Much more should be made of Elmore Leonard's actual writing. At this point, gentle reader, I know you have said to yourself "Duh, John" or some kind of "tell me something I don't know" equivalent. However, do not dismiss the actual wonder that is the writing of Elmore Leonard and is completely absent from simple rules, no matter how useful they are.
Toward the beginning of Cuba Libre, Ben Tyler shoots an Spanish officer who draws a dueling pistol on him in a crowded bar. The build up is pure Leonard: nothing sounds like writing. You don't skip over any of it. It's all told from the point of view of an American reporter, who alternates between conveying the narrative and editing it for publication in his own mind. The genius is in the line just after Tyler kills the Spanish officer.

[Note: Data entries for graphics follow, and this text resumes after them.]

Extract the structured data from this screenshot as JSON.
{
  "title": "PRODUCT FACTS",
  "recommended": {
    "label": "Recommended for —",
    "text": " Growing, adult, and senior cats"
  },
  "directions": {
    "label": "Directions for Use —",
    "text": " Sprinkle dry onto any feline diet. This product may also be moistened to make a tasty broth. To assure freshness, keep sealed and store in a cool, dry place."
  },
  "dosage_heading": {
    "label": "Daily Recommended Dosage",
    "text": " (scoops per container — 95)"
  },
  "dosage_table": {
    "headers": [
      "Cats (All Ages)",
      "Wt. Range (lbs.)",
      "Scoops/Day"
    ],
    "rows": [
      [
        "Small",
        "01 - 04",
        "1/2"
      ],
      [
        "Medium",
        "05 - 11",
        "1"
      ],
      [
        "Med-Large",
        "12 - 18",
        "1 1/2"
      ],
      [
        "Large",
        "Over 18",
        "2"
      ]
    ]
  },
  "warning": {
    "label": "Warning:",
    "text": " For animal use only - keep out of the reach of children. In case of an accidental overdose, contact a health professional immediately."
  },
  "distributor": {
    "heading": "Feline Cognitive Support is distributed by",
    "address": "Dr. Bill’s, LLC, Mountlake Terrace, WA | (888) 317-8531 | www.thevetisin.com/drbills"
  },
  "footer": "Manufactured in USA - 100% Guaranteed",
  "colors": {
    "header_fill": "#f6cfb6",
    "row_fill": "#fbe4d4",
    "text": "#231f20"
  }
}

My lord. The sound it made.
That line right there makes everything that comes before it that much more real, and gives credibility to every description that comes after it. It's an aside. A figure of speech. And yet it is the key to this whole passage, one that has so captured my attention that I am writing a blog post about months after I last wrote, and I am doing so a full ten days after I read the line.
Seriously. If you want to know how to write, skip Leonard's rules. Just read his books.